At 9.20 stupor had passed away and consciousness was fully restored. From this time onward convalescence was uninterrupted, and patient was discharged cured on the 20th Sept., 1892.

In his remarks on this case Dr. Banerjee, after reporting that the snake with back broken in two places was brought to him on the following day from the exact locality where Rahimudden had been bitten, gives the following description of it:—Head, large and triangular; nostrils, large and kidney-shaped; scales, much imbricate, ventral scales 169, subcaudals 48; confluent, irregular ring-like, dark brown spots along the back, and with lateral black patches or rings with white borders. The head marking very peculiar double V shaped mark, the angle directed between the nostrils; interstitial coloration, yellowish brown, belly white, and with brown or amber spots; eyes, large, pupils erect, irides yellow; body, stout and compressed laterally; poison fangs, large and recurved, size about half an inch. The length of snake was 3 feet 5 inches, and from these characters it was identified to be the chain viper (Duboia Russellii, Gray), the most venomous of Indian vipers.

The total quantity of the antidote in this case administered was only 110 minims of a one in 120 solution of strychniÆ acetas, or 11/12ths of a grain of that drug.
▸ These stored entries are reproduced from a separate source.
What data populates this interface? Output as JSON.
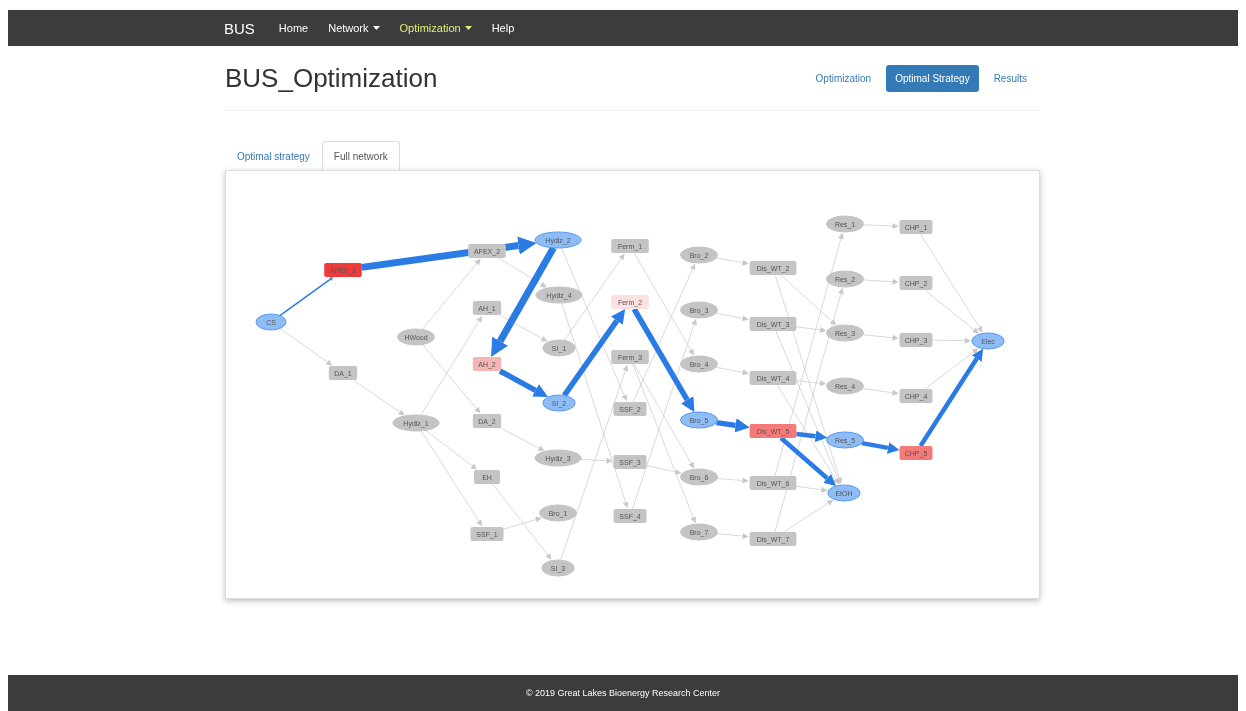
{
  "navbar": {
    "brand": "BUS",
    "items": [
      {
        "label": "Home",
        "dropdown": false,
        "selected": false
      },
      {
        "label": "Network",
        "dropdown": true,
        "selected": false
      },
      {
        "label": "Optimization",
        "dropdown": true,
        "selected": true
      },
      {
        "label": "Help",
        "dropdown": false,
        "selected": false
      }
    ]
  },
  "page_title": "BUS_Optimization",
  "pills": [
    {
      "label": "Optimization",
      "selected": false
    },
    {
      "label": "Optimal Strategy",
      "selected": true
    },
    {
      "label": "Results",
      "selected": false
    }
  ],
  "tabs": [
    {
      "label": "Optimal strategy",
      "selected": false
    },
    {
      "label": "Full network",
      "selected": true
    }
  ],
  "network": {
    "nodes": [
      {
        "label": "CS",
        "kind": "ellipse",
        "color": "#8ebcf6"
      },
      {
        "label": "AFEX_1",
        "kind": "rect",
        "color": "#f03a3a"
      },
      {
        "label": "AFEX_2",
        "kind": "rect",
        "color": "#c4c4c4"
      },
      {
        "label": "Hydlz_2",
        "kind": "ellipse",
        "color": "#8ebcf6"
      },
      {
        "label": "Hydlz_4",
        "kind": "ellipse",
        "color": "#c4c4c4"
      },
      {
        "label": "HWood",
        "kind": "ellipse",
        "color": "#c4c4c4"
      },
      {
        "label": "AH_1",
        "kind": "rect",
        "color": "#c4c4c4"
      },
      {
        "label": "AH_2",
        "kind": "rect",
        "color": "#f7b4b4"
      },
      {
        "label": "SI_1",
        "kind": "ellipse",
        "color": "#c4c4c4"
      },
      {
        "label": "SI_2",
        "kind": "ellipse",
        "color": "#8ebcf6"
      },
      {
        "label": "DA_1",
        "kind": "rect",
        "color": "#c4c4c4"
      },
      {
        "label": "Hydlz_1",
        "kind": "ellipse",
        "color": "#c4c4c4"
      },
      {
        "label": "DA_2",
        "kind": "rect",
        "color": "#c4c4c4"
      },
      {
        "label": "Hydlz_3",
        "kind": "ellipse",
        "color": "#c4c4c4"
      },
      {
        "label": "EH",
        "kind": "rect",
        "color": "#c4c4c4"
      },
      {
        "label": "SSF_1",
        "kind": "rect",
        "color": "#c4c4c4"
      },
      {
        "label": "Bro_1",
        "kind": "ellipse",
        "color": "#c4c4c4"
      },
      {
        "label": "SI_3",
        "kind": "ellipse",
        "color": "#c4c4c4"
      },
      {
        "label": "Ferm_1",
        "kind": "rect",
        "color": "#c4c4c4"
      },
      {
        "label": "Ferm_2",
        "kind": "rect",
        "color": "#fde0e0"
      },
      {
        "label": "Ferm_3",
        "kind": "rect",
        "color": "#c4c4c4"
      },
      {
        "label": "SSF_2",
        "kind": "rect",
        "color": "#c4c4c4"
      },
      {
        "label": "SSF_3",
        "kind": "rect",
        "color": "#c4c4c4"
      },
      {
        "label": "SSF_4",
        "kind": "rect",
        "color": "#c4c4c4"
      },
      {
        "label": "Bro_2",
        "kind": "ellipse",
        "color": "#c4c4c4"
      },
      {
        "label": "Bro_3",
        "kind": "ellipse",
        "color": "#c4c4c4"
      },
      {
        "label": "Bro_4",
        "kind": "ellipse",
        "color": "#c4c4c4"
      },
      {
        "label": "Bro_5",
        "kind": "ellipse",
        "color": "#8ebcf6"
      },
      {
        "label": "Bro_6",
        "kind": "ellipse",
        "color": "#c4c4c4"
      },
      {
        "label": "Bro_7",
        "kind": "ellipse",
        "color": "#c4c4c4"
      },
      {
        "label": "Dis_WT_2",
        "kind": "rect",
        "color": "#c4c4c4"
      },
      {
        "label": "Dis_WT_3",
        "kind": "rect",
        "color": "#c4c4c4"
      },
      {
        "label": "Dis_WT_4",
        "kind": "rect",
        "color": "#c4c4c4"
      },
      {
        "label": "Dis_WT_5",
        "kind": "rect",
        "color": "#f47a7a"
      },
      {
        "label": "Dis_WT_6",
        "kind": "rect",
        "color": "#c4c4c4"
      },
      {
        "label": "Dis_WT_7",
        "kind": "rect",
        "color": "#c4c4c4"
      },
      {
        "label": "Res_1",
        "kind": "ellipse",
        "color": "#c4c4c4"
      },
      {
        "label": "Res_2",
        "kind": "ellipse",
        "color": "#c4c4c4"
      },
      {
        "label": "Res_3",
        "kind": "ellipse",
        "color": "#c4c4c4"
      },
      {
        "label": "Res_4",
        "kind": "ellipse",
        "color": "#c4c4c4"
      },
      {
        "label": "Res_5",
        "kind": "ellipse",
        "color": "#8ebcf6"
      },
      {
        "label": "CHP_1",
        "kind": "rect",
        "color": "#c4c4c4"
      },
      {
        "label": "CHP_2",
        "kind": "rect",
        "color": "#c4c4c4"
      },
      {
        "label": "CHP_3",
        "kind": "rect",
        "color": "#c4c4c4"
      },
      {
        "label": "CHP_4",
        "kind": "rect",
        "color": "#c4c4c4"
      },
      {
        "label": "CHP_5",
        "kind": "rect",
        "color": "#f47a7a"
      },
      {
        "label": "EtOH",
        "kind": "ellipse",
        "color": "#8ebcf6"
      },
      {
        "label": "Elec",
        "kind": "ellipse",
        "color": "#8ebcf6"
      }
    ],
    "edges": [
      {
        "kind": "idle"
      },
      {
        "kind": "idle"
      },
      {
        "kind": "idle"
      },
      {
        "kind": "idle"
      },
      {
        "kind": "idle"
      },
      {
        "kind": "idle"
      },
      {
        "kind": "idle"
      },
      {
        "kind": "idle"
      },
      {
        "kind": "idle"
      },
      {
        "kind": "idle"
      },
      {
        "kind": "idle"
      },
      {
        "kind": "idle"
      },
      {
        "kind": "idle"
      },
      {
        "kind": "idle"
      },
      {
        "kind": "idle"
      },
      {
        "kind": "idle"
      },
      {
        "kind": "idle"
      },
      {
        "kind": "idle"
      },
      {
        "kind": "idle"
      },
      {
        "kind": "idle"
      },
      {
        "kind": "idle"
      },
      {
        "kind": "idle"
      },
      {
        "kind": "idle"
      },
      {
        "kind": "idle"
      },
      {
        "kind": "idle"
      },
      {
        "kind": "idle"
      },
      {
        "kind": "idle"
      },
      {
        "kind": "idle"
      },
      {
        "kind": "idle"
      },
      {
        "kind": "idle"
      },
      {
        "kind": "idle"
      },
      {
        "kind": "idle"
      },
      {
        "kind": "idle"
      },
      {
        "kind": "idle"
      },
      {
        "kind": "idle"
      },
      {
        "kind": "idle"
      },
      {
        "kind": "idle"
      },
      {
        "kind": "idle"
      },
      {
        "kind": "idle"
      },
      {
        "kind": "idle"
      },
      {
        "kind": "idle"
      },
      {
        "kind": "idle"
      },
      {
        "kind": "idle"
      },
      {
        "kind": "idle"
      },
      {
        "kind": "idle"
      },
      {
        "kind": "idle"
      },
      {
        "kind": "thin"
      },
      {
        "kind": "heavy"
      },
      {
        "kind": "heavy"
      },
      {
        "kind": "bold"
      },
      {
        "kind": "bold"
      },
      {
        "kind": "bold"
      },
      {
        "kind": "bold"
      },
      {
        "kind": "medium"
      },
      {
        "kind": "medium"
      },
      {
        "kind": "medium"
      },
      {
        "kind": "medium"
      }
    ]
  },
  "footer": "© 2019 Great Lakes Bioenergy Research Center"
}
Considering the extremely venomous nature of the snake and the large quantities of strychnine required in some of the previously reported cases of echis and bungarus bites, the quantity used seems disproportional, but this evidently is explained by the fact that only one of the fangs perforated deeply, and at the back of the foot, probably struck the bone before entering to its full length, the snake thus failing to impart the full quantity of venom at its disposal.
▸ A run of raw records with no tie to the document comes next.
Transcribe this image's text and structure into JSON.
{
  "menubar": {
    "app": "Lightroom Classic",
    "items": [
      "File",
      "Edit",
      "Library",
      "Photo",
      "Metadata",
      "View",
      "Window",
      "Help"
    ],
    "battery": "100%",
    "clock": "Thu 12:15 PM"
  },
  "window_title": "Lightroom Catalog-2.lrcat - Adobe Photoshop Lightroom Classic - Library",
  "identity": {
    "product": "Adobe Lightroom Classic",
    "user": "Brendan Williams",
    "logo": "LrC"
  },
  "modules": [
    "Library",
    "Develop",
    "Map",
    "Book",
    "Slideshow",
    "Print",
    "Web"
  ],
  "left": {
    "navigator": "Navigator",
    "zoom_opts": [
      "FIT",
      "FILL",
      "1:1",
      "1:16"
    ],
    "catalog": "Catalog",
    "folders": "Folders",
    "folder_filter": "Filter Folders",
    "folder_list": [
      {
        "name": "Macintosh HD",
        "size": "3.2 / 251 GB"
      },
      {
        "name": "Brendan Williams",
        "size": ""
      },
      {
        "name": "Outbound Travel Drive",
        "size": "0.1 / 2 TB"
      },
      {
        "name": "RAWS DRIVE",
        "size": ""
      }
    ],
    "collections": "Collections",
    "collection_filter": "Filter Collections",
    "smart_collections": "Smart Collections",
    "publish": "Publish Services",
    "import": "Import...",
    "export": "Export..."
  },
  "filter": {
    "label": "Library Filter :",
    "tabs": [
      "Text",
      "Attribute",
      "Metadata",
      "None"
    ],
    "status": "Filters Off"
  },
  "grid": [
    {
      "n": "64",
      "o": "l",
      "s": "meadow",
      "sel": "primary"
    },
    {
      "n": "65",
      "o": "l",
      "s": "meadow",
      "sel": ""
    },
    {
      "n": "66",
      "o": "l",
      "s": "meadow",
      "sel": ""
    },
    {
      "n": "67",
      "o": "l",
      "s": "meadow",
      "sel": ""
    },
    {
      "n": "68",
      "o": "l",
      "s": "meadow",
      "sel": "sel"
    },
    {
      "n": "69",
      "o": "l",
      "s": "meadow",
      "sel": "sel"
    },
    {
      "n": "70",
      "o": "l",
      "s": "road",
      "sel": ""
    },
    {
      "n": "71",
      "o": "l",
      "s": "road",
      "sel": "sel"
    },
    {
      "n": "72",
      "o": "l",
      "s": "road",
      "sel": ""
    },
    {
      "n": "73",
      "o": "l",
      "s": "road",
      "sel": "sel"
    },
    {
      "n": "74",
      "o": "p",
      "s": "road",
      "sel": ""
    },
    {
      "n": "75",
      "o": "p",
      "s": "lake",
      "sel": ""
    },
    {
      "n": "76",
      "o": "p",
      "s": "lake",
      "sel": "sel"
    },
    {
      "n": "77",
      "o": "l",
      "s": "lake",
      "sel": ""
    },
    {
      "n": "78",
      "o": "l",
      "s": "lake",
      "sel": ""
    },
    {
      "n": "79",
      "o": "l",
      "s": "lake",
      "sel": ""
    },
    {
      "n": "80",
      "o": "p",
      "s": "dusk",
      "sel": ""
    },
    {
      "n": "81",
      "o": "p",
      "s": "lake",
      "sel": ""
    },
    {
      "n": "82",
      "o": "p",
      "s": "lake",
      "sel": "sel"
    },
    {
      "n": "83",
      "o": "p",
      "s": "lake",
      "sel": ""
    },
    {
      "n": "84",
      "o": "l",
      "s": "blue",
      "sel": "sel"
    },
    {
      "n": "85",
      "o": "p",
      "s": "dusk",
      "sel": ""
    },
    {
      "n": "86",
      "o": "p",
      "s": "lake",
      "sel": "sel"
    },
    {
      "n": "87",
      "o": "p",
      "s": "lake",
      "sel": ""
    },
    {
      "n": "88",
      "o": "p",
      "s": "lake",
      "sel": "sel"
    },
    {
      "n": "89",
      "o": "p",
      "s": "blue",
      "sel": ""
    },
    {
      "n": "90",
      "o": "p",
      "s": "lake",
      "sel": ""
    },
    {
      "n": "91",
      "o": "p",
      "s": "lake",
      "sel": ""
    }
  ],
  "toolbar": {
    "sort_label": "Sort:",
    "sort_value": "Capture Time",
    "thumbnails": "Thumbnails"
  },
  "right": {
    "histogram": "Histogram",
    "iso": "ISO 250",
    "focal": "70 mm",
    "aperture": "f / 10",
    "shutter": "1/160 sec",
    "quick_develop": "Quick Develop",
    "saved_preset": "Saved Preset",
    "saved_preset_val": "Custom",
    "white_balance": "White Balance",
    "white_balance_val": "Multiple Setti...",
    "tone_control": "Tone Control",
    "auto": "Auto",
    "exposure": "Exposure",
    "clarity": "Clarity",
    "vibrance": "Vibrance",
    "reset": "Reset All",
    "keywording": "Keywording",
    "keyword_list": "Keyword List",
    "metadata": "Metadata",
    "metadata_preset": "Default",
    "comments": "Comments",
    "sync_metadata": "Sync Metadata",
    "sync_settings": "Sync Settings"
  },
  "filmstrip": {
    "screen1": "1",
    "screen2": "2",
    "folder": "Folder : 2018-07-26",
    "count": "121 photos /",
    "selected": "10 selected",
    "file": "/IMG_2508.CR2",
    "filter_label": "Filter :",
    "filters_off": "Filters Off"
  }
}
The chief interest of Dr. Banerjee's cases centres in the fact that they are mostly viper-bites. They prove conclusively, as do Feoktistow's experiments on the lower animals, that the theory of viper-poison being a blood poison, as asserted in all works on the subject, is not tenable and must be abandoned. If it effected changes in the blood, incompatible with life, strychnine, acting solely on the nerve-centres, could not possibly obliterate these changes within a few hours or even days. On the other hand the successful treatment of bungarus bite with strychnine places it beyond doubt that cobra-poison will also yield to it, if fearlessly and vigorously applied.
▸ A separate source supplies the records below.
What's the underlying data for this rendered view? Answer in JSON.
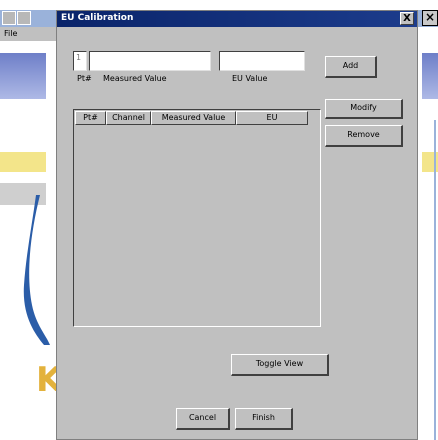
{
  "background_app": {
    "menu": {
      "file_label": "File"
    },
    "logo_letter": "K"
  },
  "dialog": {
    "title": "EU Calibration",
    "inputs": {
      "pt_value": "1",
      "measured_value": "",
      "eu_value": ""
    },
    "input_labels": {
      "pt": "Pt#",
      "measured": "Measured Value",
      "eu": "EU Value"
    },
    "table": {
      "columns": [
        "Pt#",
        "Channel",
        "Measured Value",
        "EU"
      ],
      "rows": []
    },
    "buttons": {
      "add": "Add",
      "modify": "Modify",
      "remove": "Remove",
      "toggle_view": "Toggle View",
      "cancel": "Cancel",
      "finish": "Finish",
      "close": "X"
    }
  }
}
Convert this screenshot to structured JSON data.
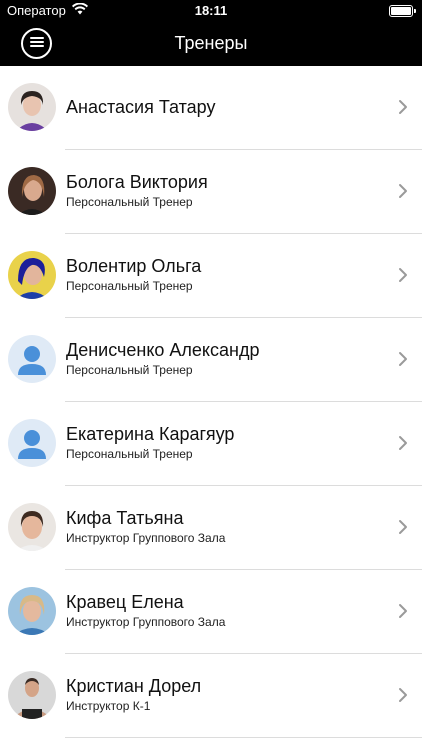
{
  "status_bar": {
    "carrier": "Оператор",
    "time": "18:11",
    "wifi_icon": "wifi-icon",
    "battery_icon": "battery-icon"
  },
  "nav": {
    "title": "Тренеры",
    "menu_icon": "hamburger-menu-icon"
  },
  "trainers": [
    {
      "name": "Анастасия Татару",
      "role": ""
    },
    {
      "name": "Бологa Виктория",
      "role": "Персональный Тренер"
    },
    {
      "name": "Волентир Ольга",
      "role": "Персональный Тренер"
    },
    {
      "name": "Денисченко Александр",
      "role": "Персональный Тренер"
    },
    {
      "name": "Екатерина Карагяур",
      "role": "Персональный Тренер"
    },
    {
      "name": "Кифа Татьяна",
      "role": "Инструктор Группового Зала"
    },
    {
      "name": "Кравец Елена",
      "role": "Инструктор Группового Зала"
    },
    {
      "name": "Кристиан Дорел",
      "role": "Инструктор К-1"
    }
  ]
}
It is most gratifying to the writer to know from good authority that Sir Joseph Fayrer, the President of the Medical Board at the India office, has recommended to the English Government the adoption of the strychnine treatment of snakebite in India, and that this adoption will not be subject once more to the doubtful result of experiments on the lower animals, which, according to newspaper reports, were contemplated at Calcutta as a test. It would have been deplorable to see more precious time lost in these experiments, whilst the only proper subjects for experiments, the unfortunate natives, are perishing by thousands. The step taken by Sir Joseph Fayrer does honour both to his head and his heart, and if his recommendation is accepted and vigorously carried out it will still further increase the debt of gratitude which India owes to British rule, and with regard to its terrible snake plague, to the one Englishman who of all others has distinguished himself by an almost life long study of the subject and indefatigable labours for its alleviation.

Her Majesty the Queen has also been pleased most graciously to interest herself in this subject. Memorialised by the writer before Sir J. Fayrer's recommendation to the British Government, above alluded to, was known to him, our gracious Sovereign, ever intent on the welfare of her subjects, has resolved on having the writer's method thoroughly tried in India, and communicated this her intention to him in a despatch from the Secretary of State for the Colonies to His Excellency the Governor of Victoria, dated 11th Nov., 1892, inviting him, at the same time, to forward any proposals he may have to make direct to the Secretary to the Government of India in the Home Department; and thus adding one more to the many noble deeds that mark her benevolent, long, and glorious reign.